No one person does this work alone. I had an amazing team who carried my water to the staff we had to empower, the community we had to engage and the providers we had to persuade. The hardest part was changing a culture of fear that had been instilled in workers from previous governors; I learned first-hand what "culture eats strategy for lunch" means. But only when workers felt safe to do what they knew was in the best interest of children—to remain with parents with the supports they needed, to go with kin whenever possible if they could not stay home and to get the treatment they needed in community based settings as opposed to congregate facilities often out of reach of families—could we see appreciable progress.

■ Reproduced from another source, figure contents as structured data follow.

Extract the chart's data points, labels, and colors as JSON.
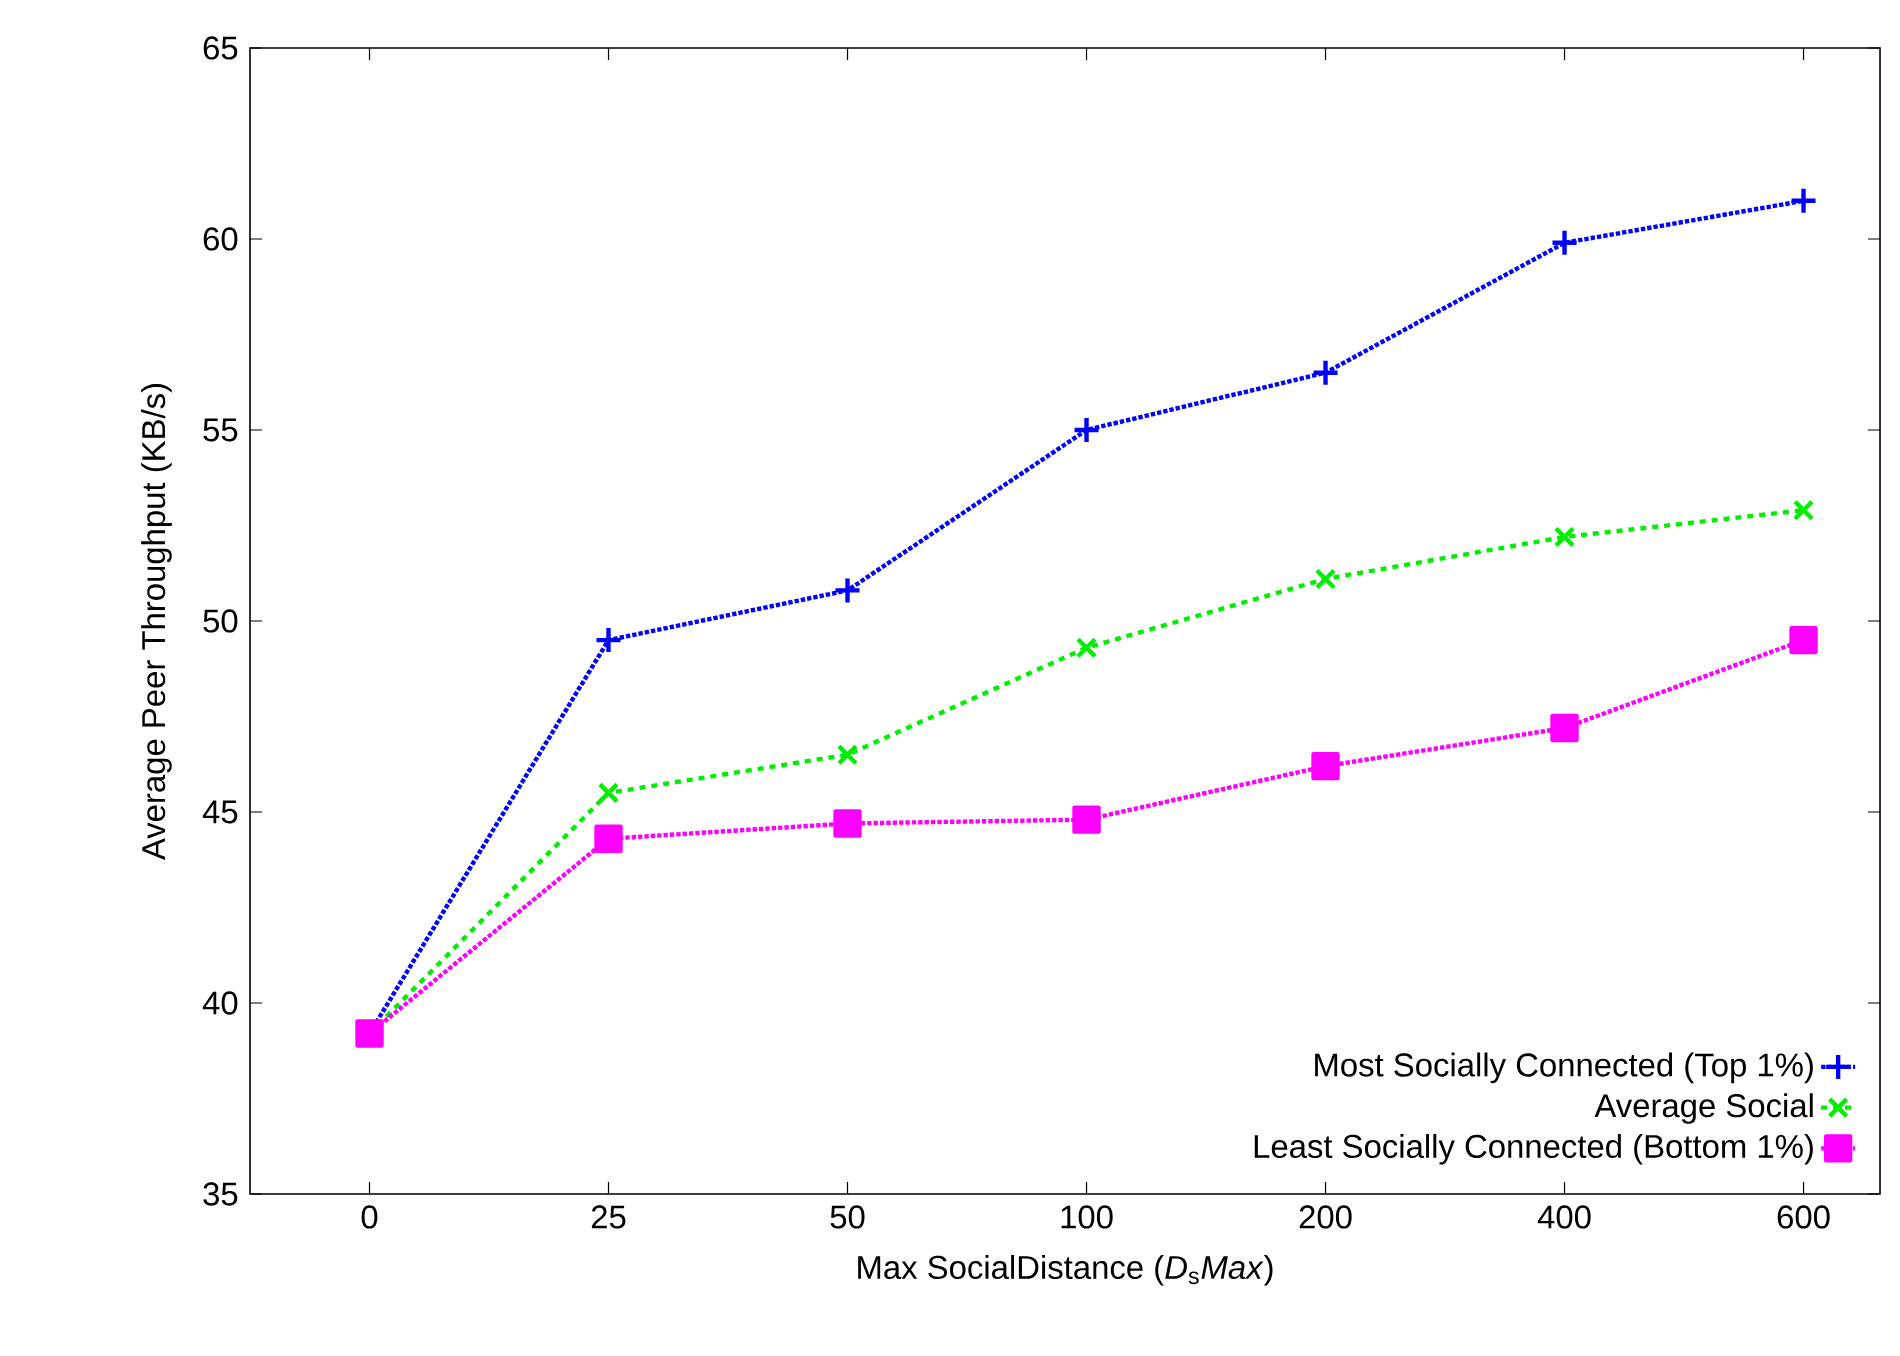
{
  "chart_data": {
    "type": "line",
    "xlabel": "Max SocialDistance (*D*$_{s}$*Max*)",
    "ylabel": "Average Peer Throughput (KB/s)",
    "categories": [
      "0",
      "25",
      "50",
      "100",
      "200",
      "400",
      "600"
    ],
    "series": [
      {
        "name": "Most Socially Connected (Top 1%)",
        "color": "#0000ff",
        "marker": "cross",
        "line_style": "dotted",
        "values": [
          39.2,
          49.5,
          50.8,
          55.0,
          56.5,
          59.9,
          61.0
        ]
      },
      {
        "name": "Average Social",
        "color": "#00ee00",
        "marker": "cross",
        "line_style": "dashed",
        "values": [
          39.2,
          45.5,
          46.5,
          49.3,
          51.1,
          52.2,
          52.9
        ]
      },
      {
        "name": "Least Socially Connected (Bottom 1%)",
        "color": "#ff00ff",
        "marker": "square",
        "line_style": "dotted",
        "values": [
          39.2,
          44.3,
          44.7,
          44.8,
          46.2,
          47.2,
          49.5
        ]
      }
    ],
    "ylim": [
      35,
      65
    ],
    "yticks": [
      35,
      40,
      45,
      50,
      55,
      60,
      65
    ],
    "grid": false,
    "legend": "bottom right"
  }
}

Most importantly, I had an incredible boss, without whom I never could have functioned. In fact, it is only because I knew that I would have his support and confidence that I agreed to take on the responsibility. Historically, the average life of DCF commissioners around the country is one and a half to two years because they get kicked to the curb the first time something goes wrong—and something always goes wrong. Gov. Malloy understood that change is hard and that many providers were going to be unhappy with the practice shift, and that consequently many legislators were also going to be unhappy but he also understood that my job was to do what was in the best interest of children.

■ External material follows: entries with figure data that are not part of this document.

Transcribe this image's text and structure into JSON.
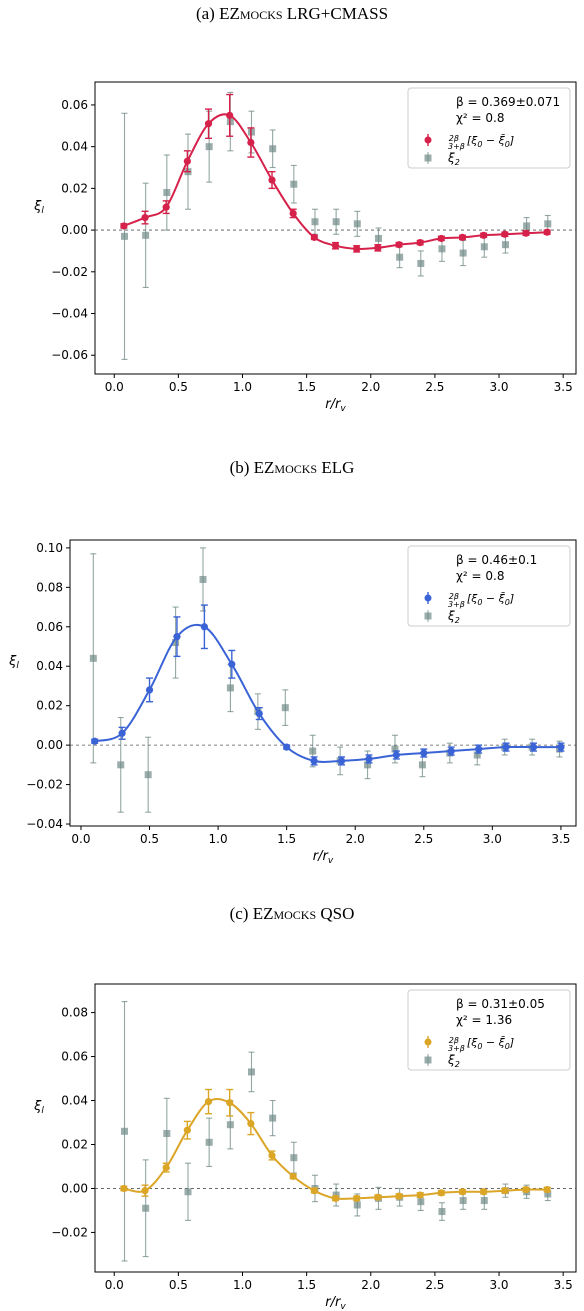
{
  "chart_data": [
    {
      "type": "scatter",
      "caption": "(a) EZmocks LRG+CMASS",
      "xlabel": "r/r_v",
      "ylabel": "ξ_l",
      "xlim": [
        -0.15,
        3.6
      ],
      "ylim": [
        -0.069,
        0.071
      ],
      "xticks": [
        0.0,
        0.5,
        1.0,
        1.5,
        2.0,
        2.5,
        3.0,
        3.5
      ],
      "yticks": [
        -0.06,
        -0.04,
        -0.02,
        0.0,
        0.02,
        0.04,
        0.06
      ],
      "ytick_labels": [
        "−0.06",
        "−0.04",
        "−0.02",
        "0.00",
        "0.02",
        "0.04",
        "0.06"
      ],
      "annotation": [
        "β = 0.369±0.071",
        "χ² = 0.8"
      ],
      "legend": [
        "2β/(3+β)[ξ0 − ξ̄0]",
        "ξ2"
      ],
      "legend_position": "top-right",
      "reference_line": 0.0,
      "series": [
        {
          "name": "2β/(3+β)[ξ0 − ξ̄0]",
          "color": "#d6214a",
          "x": [
            0.075,
            0.24,
            0.405,
            0.57,
            0.735,
            0.9,
            1.065,
            1.23,
            1.395,
            1.56,
            1.725,
            1.89,
            2.055,
            2.22,
            2.385,
            2.55,
            2.715,
            2.88,
            3.045,
            3.21,
            3.375
          ],
          "y": [
            0.002,
            0.006,
            0.011,
            0.033,
            0.051,
            0.055,
            0.042,
            0.024,
            0.008,
            -0.0035,
            -0.0075,
            -0.009,
            -0.0085,
            -0.007,
            -0.006,
            -0.004,
            -0.0035,
            -0.0025,
            -0.002,
            -0.0015,
            -0.001
          ],
          "yerr": [
            0.001,
            0.003,
            0.003,
            0.005,
            0.007,
            0.01,
            0.007,
            0.004,
            0.002,
            0.001,
            0.0015,
            0.0015,
            0.0015,
            0.001,
            0.001,
            0.001,
            0.001,
            0.001,
            0.001,
            0.001,
            0.001
          ]
        },
        {
          "name": "ξ2",
          "color": "#6f8a86",
          "x": [
            0.08,
            0.245,
            0.41,
            0.575,
            0.74,
            0.905,
            1.07,
            1.235,
            1.4,
            1.565,
            1.73,
            1.895,
            2.06,
            2.225,
            2.39,
            2.555,
            2.72,
            2.885,
            3.05,
            3.215,
            3.38
          ],
          "y": [
            -0.003,
            -0.0025,
            0.018,
            0.028,
            0.04,
            0.052,
            0.047,
            0.039,
            0.022,
            0.004,
            0.004,
            0.003,
            -0.004,
            -0.013,
            -0.016,
            -0.009,
            -0.011,
            -0.008,
            -0.007,
            0.002,
            0.003
          ],
          "yerr": [
            0.059,
            0.025,
            0.018,
            0.018,
            0.017,
            0.014,
            0.01,
            0.009,
            0.009,
            0.006,
            0.006,
            0.006,
            0.005,
            0.005,
            0.006,
            0.006,
            0.006,
            0.005,
            0.004,
            0.004,
            0.004
          ]
        }
      ]
    },
    {
      "type": "scatter",
      "caption": "(b) EZmocks ELG",
      "xlabel": "r/r_v",
      "ylabel": "ξ_l",
      "xlim": [
        -0.08,
        3.61
      ],
      "ylim": [
        -0.041,
        0.104
      ],
      "xticks": [
        0.0,
        0.5,
        1.0,
        1.5,
        2.0,
        2.5,
        3.0,
        3.5
      ],
      "yticks": [
        -0.04,
        -0.02,
        0.0,
        0.02,
        0.04,
        0.06,
        0.08,
        0.1
      ],
      "ytick_labels": [
        "−0.04",
        "−0.02",
        "0.00",
        "0.02",
        "0.04",
        "0.06",
        "0.08",
        "0.10"
      ],
      "annotation": [
        "β = 0.46±0.1",
        "χ² = 0.8"
      ],
      "legend": [
        "2β/(3+β)[ξ0 − ξ̄0]",
        "ξ2"
      ],
      "legend_position": "top-right",
      "reference_line": 0.0,
      "series": [
        {
          "name": "2β/(3+β)[ξ0 − ξ̄0]",
          "color": "#3a63d6",
          "x": [
            0.1,
            0.3,
            0.5,
            0.7,
            0.9,
            1.1,
            1.3,
            1.5,
            1.7,
            1.9,
            2.1,
            2.3,
            2.5,
            2.7,
            2.9,
            3.1,
            3.3,
            3.5
          ],
          "y": [
            0.002,
            0.006,
            0.028,
            0.055,
            0.06,
            0.041,
            0.016,
            -0.001,
            -0.008,
            -0.008,
            -0.007,
            -0.005,
            -0.004,
            -0.003,
            -0.002,
            -0.001,
            -0.001,
            -0.001
          ],
          "yerr": [
            0.001,
            0.003,
            0.006,
            0.01,
            0.011,
            0.007,
            0.003,
            0.001,
            0.002,
            0.002,
            0.002,
            0.002,
            0.002,
            0.002,
            0.002,
            0.002,
            0.002,
            0.002
          ]
        },
        {
          "name": "ξ2",
          "color": "#6f8a86",
          "x": [
            0.09,
            0.29,
            0.49,
            0.69,
            0.89,
            1.09,
            1.29,
            1.49,
            1.69,
            1.89,
            2.09,
            2.29,
            2.49,
            2.69,
            2.89,
            3.09,
            3.29,
            3.49
          ],
          "y": [
            0.044,
            -0.01,
            -0.015,
            0.052,
            0.084,
            0.029,
            0.017,
            0.019,
            -0.003,
            -0.008,
            -0.01,
            -0.002,
            -0.01,
            -0.004,
            -0.005,
            -0.001,
            -0.001,
            -0.002
          ],
          "yerr": [
            0.053,
            0.024,
            0.019,
            0.018,
            0.016,
            0.012,
            0.009,
            0.009,
            0.008,
            0.007,
            0.007,
            0.007,
            0.006,
            0.005,
            0.005,
            0.004,
            0.004,
            0.004
          ]
        }
      ]
    },
    {
      "type": "scatter",
      "caption": "(c) EZmocks QSO",
      "xlabel": "r/r_v",
      "ylabel": "ξ_l",
      "xlim": [
        -0.15,
        3.6
      ],
      "ylim": [
        -0.038,
        0.093
      ],
      "xticks": [
        0.0,
        0.5,
        1.0,
        1.5,
        2.0,
        2.5,
        3.0,
        3.5
      ],
      "yticks": [
        -0.02,
        0.0,
        0.02,
        0.04,
        0.06,
        0.08
      ],
      "ytick_labels": [
        "−0.02",
        "0.00",
        "0.02",
        "0.04",
        "0.06",
        "0.08"
      ],
      "annotation": [
        "β = 0.31±0.05",
        "χ² = 1.36"
      ],
      "legend": [
        "2β/(3+β)[ξ0 − ξ̄0]",
        "ξ2"
      ],
      "legend_position": "top-right",
      "reference_line": 0.0,
      "series": [
        {
          "name": "2β/(3+β)[ξ0 − ξ̄0]",
          "color": "#dba526",
          "x": [
            0.075,
            0.24,
            0.405,
            0.57,
            0.735,
            0.9,
            1.065,
            1.23,
            1.395,
            1.56,
            1.725,
            1.89,
            2.055,
            2.22,
            2.385,
            2.55,
            2.715,
            2.88,
            3.045,
            3.21,
            3.375
          ],
          "y": [
            0.0,
            -0.001,
            0.0095,
            0.0265,
            0.0395,
            0.039,
            0.0295,
            0.015,
            0.0055,
            -0.001,
            -0.0045,
            -0.0045,
            -0.004,
            -0.0035,
            -0.003,
            -0.002,
            -0.0015,
            -0.0015,
            -0.001,
            -0.0005,
            -0.0005
          ],
          "yerr": [
            0.001,
            0.0025,
            0.002,
            0.004,
            0.0055,
            0.006,
            0.005,
            0.002,
            0.001,
            0.001,
            0.001,
            0.001,
            0.001,
            0.001,
            0.001,
            0.001,
            0.001,
            0.001,
            0.001,
            0.001,
            0.001
          ]
        },
        {
          "name": "ξ2",
          "color": "#6f8a86",
          "x": [
            0.08,
            0.245,
            0.41,
            0.575,
            0.74,
            0.905,
            1.07,
            1.235,
            1.4,
            1.565,
            1.73,
            1.895,
            2.06,
            2.225,
            2.39,
            2.555,
            2.72,
            2.885,
            3.05,
            3.215,
            3.38
          ],
          "y": [
            0.026,
            -0.009,
            0.025,
            -0.0015,
            0.021,
            0.029,
            0.053,
            0.032,
            0.014,
            0.0,
            -0.003,
            -0.0075,
            -0.0045,
            -0.004,
            -0.006,
            -0.0105,
            -0.0055,
            -0.0055,
            -0.001,
            -0.0015,
            -0.0025
          ],
          "yerr": [
            0.059,
            0.022,
            0.016,
            0.013,
            0.011,
            0.011,
            0.009,
            0.008,
            0.007,
            0.006,
            0.005,
            0.005,
            0.005,
            0.004,
            0.004,
            0.004,
            0.004,
            0.004,
            0.003,
            0.003,
            0.003
          ]
        }
      ]
    }
  ]
}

There were, however, still deficiencies, due largely to front-line staffing shortages, exacerbated by hiring freezes and reductions. My successor, Vanessa Dorantes, continued the journey set in the 2017 revised exit plan that I negotiated with the plaintiffs and the 2018 strategic plan, and she and her team worked arduously to achieve the staffing needed, improve on the nascent racial justice work, enhance the services needed for older youth, continue to promote quality improvement and build and support community partnerships. Certainly Gov. Lamont deserves recognition for his leadership in helping achieve the needed legislative support. Today there exists a very different DCF from when the lawsuit first began, and states around the country look to Connecticut for guidance.

During my tenure, I learned a lot, and I certainly made some mistakes along the way. But hopefully, I can finally answer my son's third question—"Not at all."